Technique and finesse were the hallmarks of Bombay Jayashri’s recital
There are various styles and inspirations in performances, and the ideal technique of Bombay Jayashri is to use her mellifluous voice to draw out the dormant aesthetics of a raga in delineation and of a song in interpretation.
This aspect was evident during the special concert at Meenakshi College, where Sri Bharati Tirtha of Sringeri Math was camping.
In her two alapanas of Kalyani (‘Kamalaambaam-Bhajare’) and Khambodi (‘Maa-Janaki’), Bombay Jayashri used her soothing voice to impart repose with liveliness and to create a warm ambience.

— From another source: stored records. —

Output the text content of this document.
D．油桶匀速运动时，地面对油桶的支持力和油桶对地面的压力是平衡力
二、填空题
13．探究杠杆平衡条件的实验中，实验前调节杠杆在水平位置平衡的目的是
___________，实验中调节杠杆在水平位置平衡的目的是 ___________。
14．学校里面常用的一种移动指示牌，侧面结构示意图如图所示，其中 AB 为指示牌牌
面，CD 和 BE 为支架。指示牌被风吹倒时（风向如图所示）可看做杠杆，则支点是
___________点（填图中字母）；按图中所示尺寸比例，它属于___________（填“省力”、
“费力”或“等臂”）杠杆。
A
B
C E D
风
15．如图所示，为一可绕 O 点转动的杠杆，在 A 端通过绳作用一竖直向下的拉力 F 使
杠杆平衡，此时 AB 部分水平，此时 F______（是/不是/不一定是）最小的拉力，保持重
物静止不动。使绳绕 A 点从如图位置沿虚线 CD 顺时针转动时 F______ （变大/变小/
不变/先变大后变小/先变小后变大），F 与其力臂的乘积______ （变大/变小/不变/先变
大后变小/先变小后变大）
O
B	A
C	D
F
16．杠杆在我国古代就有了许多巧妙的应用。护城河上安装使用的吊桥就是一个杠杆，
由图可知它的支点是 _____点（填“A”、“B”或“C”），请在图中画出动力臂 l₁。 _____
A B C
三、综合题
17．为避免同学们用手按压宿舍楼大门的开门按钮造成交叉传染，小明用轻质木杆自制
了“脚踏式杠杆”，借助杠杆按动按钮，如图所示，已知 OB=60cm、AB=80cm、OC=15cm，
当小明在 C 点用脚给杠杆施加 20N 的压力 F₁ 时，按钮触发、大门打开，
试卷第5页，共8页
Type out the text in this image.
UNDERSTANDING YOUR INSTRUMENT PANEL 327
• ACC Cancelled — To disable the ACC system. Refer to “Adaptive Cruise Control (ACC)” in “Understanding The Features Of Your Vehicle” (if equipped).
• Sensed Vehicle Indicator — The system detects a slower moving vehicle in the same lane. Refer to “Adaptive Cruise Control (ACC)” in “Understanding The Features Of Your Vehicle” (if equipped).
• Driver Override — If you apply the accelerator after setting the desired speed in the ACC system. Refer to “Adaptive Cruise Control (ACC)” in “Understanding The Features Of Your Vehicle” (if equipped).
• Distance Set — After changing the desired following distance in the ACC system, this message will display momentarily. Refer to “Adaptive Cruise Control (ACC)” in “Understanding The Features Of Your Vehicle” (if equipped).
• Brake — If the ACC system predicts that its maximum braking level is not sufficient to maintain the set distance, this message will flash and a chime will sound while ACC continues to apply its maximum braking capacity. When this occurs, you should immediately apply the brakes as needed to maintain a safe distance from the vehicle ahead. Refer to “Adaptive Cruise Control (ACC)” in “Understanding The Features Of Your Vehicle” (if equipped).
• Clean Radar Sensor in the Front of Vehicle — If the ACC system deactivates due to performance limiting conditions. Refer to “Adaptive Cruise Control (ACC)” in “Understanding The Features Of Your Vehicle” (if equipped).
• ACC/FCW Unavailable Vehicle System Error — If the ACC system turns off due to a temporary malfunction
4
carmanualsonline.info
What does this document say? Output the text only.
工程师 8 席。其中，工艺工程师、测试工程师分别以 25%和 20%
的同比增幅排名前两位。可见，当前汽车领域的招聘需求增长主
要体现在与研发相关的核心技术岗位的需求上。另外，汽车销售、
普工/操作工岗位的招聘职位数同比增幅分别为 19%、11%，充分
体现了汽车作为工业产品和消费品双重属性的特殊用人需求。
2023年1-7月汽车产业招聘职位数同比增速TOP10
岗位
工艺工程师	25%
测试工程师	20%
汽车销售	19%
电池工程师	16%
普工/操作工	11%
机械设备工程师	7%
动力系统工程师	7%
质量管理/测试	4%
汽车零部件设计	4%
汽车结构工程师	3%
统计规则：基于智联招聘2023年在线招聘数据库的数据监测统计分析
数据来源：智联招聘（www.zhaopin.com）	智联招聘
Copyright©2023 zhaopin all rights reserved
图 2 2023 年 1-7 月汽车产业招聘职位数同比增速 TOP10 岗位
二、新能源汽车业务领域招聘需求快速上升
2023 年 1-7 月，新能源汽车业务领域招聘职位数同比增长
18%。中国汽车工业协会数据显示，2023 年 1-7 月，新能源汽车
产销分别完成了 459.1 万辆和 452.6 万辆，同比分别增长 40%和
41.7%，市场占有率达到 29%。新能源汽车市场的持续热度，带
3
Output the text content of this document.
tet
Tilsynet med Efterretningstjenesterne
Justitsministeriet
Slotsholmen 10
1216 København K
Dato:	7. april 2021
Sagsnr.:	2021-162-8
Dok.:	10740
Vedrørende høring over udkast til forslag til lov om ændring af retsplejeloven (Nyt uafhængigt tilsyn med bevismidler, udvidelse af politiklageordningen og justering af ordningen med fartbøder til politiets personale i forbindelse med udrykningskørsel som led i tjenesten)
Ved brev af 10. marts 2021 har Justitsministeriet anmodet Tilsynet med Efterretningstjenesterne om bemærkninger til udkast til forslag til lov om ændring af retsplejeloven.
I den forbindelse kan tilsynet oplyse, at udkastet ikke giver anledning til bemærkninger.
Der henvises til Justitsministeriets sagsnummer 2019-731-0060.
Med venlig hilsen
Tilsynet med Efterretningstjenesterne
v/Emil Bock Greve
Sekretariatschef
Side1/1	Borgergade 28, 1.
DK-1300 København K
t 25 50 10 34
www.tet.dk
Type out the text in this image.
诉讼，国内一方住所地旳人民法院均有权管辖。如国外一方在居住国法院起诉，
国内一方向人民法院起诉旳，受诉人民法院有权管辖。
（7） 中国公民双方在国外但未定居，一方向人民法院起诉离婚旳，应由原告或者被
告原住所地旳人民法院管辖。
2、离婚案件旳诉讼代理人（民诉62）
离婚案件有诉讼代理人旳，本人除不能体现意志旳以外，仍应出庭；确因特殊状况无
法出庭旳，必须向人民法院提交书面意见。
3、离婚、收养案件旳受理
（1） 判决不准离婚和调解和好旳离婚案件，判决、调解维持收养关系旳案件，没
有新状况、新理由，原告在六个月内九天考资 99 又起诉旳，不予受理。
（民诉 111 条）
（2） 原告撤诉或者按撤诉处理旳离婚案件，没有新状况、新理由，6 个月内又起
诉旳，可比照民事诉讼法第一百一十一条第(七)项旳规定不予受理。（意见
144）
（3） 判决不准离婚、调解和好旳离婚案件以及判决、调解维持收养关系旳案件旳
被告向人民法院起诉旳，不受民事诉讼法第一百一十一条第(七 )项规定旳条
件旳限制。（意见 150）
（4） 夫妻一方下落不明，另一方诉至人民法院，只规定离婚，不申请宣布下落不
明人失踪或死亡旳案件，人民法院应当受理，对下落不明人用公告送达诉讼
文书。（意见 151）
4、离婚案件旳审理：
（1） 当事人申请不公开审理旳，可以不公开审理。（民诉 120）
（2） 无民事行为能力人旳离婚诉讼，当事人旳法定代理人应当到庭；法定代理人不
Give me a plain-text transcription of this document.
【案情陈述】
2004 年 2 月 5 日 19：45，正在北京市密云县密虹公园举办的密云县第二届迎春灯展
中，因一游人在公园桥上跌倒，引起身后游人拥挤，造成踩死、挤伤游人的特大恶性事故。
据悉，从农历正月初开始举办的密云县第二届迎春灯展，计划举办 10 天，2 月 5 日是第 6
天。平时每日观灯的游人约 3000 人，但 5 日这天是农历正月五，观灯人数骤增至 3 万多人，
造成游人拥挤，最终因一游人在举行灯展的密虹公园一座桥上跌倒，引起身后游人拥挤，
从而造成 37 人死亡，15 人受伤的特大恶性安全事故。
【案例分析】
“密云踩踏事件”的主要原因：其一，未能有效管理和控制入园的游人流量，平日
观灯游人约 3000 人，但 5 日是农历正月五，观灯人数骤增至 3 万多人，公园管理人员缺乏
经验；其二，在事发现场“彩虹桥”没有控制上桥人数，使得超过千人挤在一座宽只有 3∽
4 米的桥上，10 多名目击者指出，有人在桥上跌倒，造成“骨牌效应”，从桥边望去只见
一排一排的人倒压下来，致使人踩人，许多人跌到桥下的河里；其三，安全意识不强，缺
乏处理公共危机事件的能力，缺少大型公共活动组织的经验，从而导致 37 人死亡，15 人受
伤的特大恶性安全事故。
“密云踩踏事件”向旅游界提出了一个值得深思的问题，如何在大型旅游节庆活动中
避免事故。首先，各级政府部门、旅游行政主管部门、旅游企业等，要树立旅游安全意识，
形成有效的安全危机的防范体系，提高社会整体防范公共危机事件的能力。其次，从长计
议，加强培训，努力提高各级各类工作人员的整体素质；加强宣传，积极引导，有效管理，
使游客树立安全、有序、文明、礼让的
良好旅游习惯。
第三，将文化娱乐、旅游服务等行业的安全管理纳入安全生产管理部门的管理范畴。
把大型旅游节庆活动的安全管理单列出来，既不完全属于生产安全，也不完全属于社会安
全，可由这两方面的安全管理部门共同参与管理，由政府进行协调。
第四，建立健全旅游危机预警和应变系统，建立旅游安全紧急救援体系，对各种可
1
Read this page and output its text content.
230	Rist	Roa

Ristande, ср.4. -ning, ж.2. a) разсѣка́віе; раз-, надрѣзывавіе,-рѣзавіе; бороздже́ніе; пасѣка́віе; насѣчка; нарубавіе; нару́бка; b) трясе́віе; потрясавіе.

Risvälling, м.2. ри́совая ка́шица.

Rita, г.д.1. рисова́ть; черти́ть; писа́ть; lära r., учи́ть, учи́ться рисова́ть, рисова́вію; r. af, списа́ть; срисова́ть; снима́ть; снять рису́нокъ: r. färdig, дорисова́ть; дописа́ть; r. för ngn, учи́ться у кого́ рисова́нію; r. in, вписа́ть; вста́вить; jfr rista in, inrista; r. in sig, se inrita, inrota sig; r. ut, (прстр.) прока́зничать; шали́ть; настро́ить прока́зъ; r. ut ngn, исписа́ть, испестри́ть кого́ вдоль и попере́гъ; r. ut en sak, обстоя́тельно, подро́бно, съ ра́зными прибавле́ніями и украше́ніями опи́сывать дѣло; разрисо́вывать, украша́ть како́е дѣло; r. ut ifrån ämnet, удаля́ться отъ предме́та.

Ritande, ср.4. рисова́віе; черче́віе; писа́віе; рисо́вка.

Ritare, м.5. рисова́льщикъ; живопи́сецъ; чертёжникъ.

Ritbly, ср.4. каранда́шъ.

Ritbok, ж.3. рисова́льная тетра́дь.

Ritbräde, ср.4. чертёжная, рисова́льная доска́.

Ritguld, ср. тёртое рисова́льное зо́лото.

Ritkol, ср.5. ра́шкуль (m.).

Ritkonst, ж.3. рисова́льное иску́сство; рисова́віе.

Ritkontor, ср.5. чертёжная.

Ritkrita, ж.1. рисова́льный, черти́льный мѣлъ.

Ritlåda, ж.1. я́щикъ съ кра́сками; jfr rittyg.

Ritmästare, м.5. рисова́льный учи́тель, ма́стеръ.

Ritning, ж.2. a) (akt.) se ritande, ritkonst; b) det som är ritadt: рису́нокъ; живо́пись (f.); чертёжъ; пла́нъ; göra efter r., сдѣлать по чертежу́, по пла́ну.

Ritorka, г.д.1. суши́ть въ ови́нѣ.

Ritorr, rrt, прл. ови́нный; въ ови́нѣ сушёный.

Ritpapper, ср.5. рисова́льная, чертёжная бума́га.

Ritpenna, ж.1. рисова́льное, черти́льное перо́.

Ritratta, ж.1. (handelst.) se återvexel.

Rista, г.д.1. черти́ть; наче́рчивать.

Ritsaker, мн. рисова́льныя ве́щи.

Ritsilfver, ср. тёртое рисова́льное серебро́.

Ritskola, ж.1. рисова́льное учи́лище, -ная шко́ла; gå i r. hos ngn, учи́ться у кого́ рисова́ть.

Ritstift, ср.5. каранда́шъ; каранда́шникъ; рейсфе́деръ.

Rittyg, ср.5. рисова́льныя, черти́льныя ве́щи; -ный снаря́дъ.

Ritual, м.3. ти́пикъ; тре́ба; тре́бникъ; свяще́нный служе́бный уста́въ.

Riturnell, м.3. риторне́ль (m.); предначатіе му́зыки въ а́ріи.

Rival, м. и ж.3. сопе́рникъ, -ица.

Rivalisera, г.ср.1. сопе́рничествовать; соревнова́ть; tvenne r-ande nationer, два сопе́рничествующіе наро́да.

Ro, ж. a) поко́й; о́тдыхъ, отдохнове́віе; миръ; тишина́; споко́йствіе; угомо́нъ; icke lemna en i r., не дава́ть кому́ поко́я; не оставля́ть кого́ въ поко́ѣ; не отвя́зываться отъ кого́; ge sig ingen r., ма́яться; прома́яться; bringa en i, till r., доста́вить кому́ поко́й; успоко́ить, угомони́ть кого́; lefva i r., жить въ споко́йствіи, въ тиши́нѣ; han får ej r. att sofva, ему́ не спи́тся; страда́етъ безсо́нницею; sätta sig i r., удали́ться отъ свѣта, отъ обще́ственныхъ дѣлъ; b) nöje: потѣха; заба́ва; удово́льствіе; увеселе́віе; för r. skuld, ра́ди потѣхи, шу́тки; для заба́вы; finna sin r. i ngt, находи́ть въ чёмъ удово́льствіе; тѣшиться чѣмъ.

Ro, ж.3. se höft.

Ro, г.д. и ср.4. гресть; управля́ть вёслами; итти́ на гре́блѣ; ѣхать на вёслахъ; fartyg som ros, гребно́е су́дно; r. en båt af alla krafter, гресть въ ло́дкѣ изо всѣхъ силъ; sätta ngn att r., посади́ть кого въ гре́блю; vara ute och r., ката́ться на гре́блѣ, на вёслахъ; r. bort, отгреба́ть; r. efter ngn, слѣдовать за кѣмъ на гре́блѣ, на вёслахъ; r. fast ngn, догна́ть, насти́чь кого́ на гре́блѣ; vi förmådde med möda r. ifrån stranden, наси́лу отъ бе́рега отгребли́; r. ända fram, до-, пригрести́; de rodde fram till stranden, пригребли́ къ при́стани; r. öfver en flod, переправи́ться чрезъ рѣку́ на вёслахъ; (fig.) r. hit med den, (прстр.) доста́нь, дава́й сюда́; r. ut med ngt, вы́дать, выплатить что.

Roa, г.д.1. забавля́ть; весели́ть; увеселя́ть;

These two vinyasas portrayed the special relationship between sensitivity and subtlety that made the presentation classic.
There were seamless sancharas in alapanas, each revealing different aesthetic shades with her technique providing enough melodic space for creativity.
Fit and finish qualities were hallmarks of her recital.
The song list contained: ‘Darini-Telusukonti’ (Suddha Saveri), ‘Tatva-Maria-Tarama’ (Sriranjani) ‘Sakala-Graha Bala-Neene’ (Atana) and ‘Sarade-Karunanidhe’ (Hamir Kalyani, a composition of Sri Chandrasekhara Bharati).
Each song represented its unique identity, the dulcet tonal expression conferring a soft touch on the sahityas and their clarity.
In the management of the many sangatis in the Suddha Saveri song, ‘Darini-Telusukonti,’ the voice had finesse.
What called for rapt attention was the exquisite movement wrapping up the raga delineation and monumental song interpretation. Throughout the concert, her voice was mellow without being fragile.
She put all imaginative inputs in her technique. There was much to be said of the way she programmed the concert.
Rajeev (violin), Sumesh. Narayanan (mridangam) and Nerkundram Sankar (ganjira) were the accompanists. Their support was neither vigorous nor disturbing.